制限速度、9割以上守らず ヤマネコ事故死で対策会議 関係機関が警鐘

 2019年度イリオモテヤマネコ交通事故発生防止に関する連絡会議が28日午前、竹富町役場2階ホールで開かれた。今年度のイリオモテヤマネコの事故発生件数は28日現在で3件、全て死亡が確認されている。発生場所は西表島北岸から東部にかけてで、西部地域で発生していた昨年とは異なる。

 環境省西表自然保護官事務所は現状として、住民と観光客の速度超過運転やヤマネコの道路侵入、道路際の草本繁茂による見通しの悪化などを指摘。
 それぞれの対策として▽速度警報装置効果検証等調査▽移動式簡易柵検討業務▽草刈り体制構築―を提示した。
 NPO法人トラ・ゾウ保護基金西表島支部やまねこパトロールの高山雄介事務局長は2018年度の交通事故調査データから浦内から中野付近での定点調査(計測数125台)を提示し、「制限速度30㌔なのにレンタカーでは100%、自家用車・営業車では90%以上が守っていない」と強調。「10台に1台は20㌔超過という状況で、人身事故の発生も危ぶまれる」と警鐘を鳴らした。

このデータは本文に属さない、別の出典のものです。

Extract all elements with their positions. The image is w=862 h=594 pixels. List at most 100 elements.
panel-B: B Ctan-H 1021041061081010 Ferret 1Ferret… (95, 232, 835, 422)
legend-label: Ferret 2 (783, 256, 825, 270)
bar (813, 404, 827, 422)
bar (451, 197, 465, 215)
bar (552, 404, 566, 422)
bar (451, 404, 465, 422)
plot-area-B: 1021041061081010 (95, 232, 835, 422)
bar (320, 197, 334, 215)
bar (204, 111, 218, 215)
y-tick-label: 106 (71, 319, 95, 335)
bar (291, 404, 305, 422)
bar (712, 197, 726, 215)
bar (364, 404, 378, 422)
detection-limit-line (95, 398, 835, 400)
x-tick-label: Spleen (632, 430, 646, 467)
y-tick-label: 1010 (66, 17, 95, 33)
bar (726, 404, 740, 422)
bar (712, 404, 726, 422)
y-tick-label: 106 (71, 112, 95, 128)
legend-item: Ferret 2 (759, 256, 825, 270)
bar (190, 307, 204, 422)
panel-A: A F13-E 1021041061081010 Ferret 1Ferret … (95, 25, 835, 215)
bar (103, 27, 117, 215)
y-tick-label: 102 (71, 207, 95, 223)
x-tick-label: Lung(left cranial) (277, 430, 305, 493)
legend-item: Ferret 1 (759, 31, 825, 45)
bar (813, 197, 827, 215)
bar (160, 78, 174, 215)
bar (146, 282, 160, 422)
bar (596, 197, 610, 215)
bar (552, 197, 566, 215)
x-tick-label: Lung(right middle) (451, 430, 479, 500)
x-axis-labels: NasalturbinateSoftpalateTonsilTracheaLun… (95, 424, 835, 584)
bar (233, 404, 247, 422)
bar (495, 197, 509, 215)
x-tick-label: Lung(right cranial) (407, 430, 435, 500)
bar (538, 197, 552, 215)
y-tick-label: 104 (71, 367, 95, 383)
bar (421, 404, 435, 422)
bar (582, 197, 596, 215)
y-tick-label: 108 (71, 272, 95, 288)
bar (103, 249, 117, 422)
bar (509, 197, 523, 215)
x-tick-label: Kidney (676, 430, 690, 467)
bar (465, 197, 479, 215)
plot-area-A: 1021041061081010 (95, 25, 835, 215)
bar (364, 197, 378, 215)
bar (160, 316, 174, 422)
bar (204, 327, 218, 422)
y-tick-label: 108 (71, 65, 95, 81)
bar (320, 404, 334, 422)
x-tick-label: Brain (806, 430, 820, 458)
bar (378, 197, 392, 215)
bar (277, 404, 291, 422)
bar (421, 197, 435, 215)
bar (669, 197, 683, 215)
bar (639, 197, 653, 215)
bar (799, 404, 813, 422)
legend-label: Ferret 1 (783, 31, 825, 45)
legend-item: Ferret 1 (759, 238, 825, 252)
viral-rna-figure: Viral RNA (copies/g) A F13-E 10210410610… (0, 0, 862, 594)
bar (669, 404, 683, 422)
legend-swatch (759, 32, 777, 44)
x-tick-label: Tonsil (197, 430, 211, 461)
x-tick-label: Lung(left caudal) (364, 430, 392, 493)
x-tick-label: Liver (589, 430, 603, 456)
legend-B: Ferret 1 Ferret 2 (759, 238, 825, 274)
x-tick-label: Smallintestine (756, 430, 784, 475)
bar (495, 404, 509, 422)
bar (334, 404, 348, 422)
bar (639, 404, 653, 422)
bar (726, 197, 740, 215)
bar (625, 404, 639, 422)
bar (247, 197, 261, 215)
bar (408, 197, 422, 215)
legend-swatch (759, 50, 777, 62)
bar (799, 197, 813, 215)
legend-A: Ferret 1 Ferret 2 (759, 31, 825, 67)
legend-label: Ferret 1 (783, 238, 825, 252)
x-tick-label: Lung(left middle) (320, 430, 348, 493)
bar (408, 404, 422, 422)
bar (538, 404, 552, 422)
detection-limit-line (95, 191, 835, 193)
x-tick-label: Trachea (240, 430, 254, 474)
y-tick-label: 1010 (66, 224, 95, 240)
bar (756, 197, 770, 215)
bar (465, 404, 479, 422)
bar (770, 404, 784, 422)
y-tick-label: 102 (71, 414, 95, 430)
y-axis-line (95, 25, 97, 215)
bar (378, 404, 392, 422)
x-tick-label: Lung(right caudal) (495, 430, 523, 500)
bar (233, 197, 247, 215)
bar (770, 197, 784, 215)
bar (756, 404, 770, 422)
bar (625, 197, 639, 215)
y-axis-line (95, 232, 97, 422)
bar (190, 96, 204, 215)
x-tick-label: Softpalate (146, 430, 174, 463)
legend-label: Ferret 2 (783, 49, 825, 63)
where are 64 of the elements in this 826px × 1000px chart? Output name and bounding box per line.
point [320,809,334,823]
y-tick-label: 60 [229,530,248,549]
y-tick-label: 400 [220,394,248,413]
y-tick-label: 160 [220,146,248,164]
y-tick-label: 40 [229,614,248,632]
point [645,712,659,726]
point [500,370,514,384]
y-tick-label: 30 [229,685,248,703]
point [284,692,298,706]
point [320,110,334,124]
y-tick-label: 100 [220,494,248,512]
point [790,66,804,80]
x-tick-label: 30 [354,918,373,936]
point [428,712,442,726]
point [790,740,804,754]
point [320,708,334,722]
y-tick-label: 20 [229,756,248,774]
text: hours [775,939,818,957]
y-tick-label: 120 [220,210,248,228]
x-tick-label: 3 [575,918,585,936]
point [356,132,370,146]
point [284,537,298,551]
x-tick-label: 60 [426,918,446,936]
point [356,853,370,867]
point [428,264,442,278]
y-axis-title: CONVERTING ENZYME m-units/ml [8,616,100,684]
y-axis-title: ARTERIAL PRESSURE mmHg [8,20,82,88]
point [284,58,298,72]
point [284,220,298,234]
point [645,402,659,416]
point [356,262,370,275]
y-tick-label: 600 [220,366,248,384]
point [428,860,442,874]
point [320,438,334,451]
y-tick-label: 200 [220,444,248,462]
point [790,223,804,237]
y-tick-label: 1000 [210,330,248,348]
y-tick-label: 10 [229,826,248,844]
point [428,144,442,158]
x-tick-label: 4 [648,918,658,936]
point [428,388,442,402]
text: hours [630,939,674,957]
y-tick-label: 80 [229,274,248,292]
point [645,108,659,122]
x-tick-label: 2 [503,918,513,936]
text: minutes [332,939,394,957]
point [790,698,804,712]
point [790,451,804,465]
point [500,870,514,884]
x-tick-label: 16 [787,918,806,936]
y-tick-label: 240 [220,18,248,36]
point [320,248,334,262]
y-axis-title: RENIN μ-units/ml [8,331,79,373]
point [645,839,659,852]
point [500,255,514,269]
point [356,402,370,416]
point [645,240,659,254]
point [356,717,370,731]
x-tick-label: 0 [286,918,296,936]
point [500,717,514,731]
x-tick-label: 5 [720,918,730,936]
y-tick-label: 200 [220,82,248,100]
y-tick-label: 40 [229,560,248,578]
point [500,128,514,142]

 西表大原ヤマネコ研究所の岡村麻生さんは、西表島でのヤマネコ交通事故地点と目撃多発地点のデータを照合した図を提示。
 「交通事故危険カ所が数㍍から数十㍍の範囲で重なる地点が22カ所ある。事故後、アンダーパスやゼブラゾーンなどで環境整備をした場所では事故がなくなってきている」と対応を呼び掛けた。
 八重山警察署の担当者は「制限速度内でもカーブではよけきれない。カーブに防止柵を設置するなど、道路環境整備が一番」と述べた。
 このほか「運転手や見た人にも効果があるように、文章で『ヤマネコのためにスピードを下げてます』という大きめのステッカーを作ってはどうか」という提案もあった。
 記録のある1978年から2019年11月までの交通事故記録を見ると、11月から1月の冬場に事故が発生する傾向があり、繁殖期と上原港欠航による交通量の増加などが理由と見られる。事故発生の時間帯は午後6時から午後11時の間に全体の67%が集中し、午後8時台に最も発生件数が多い。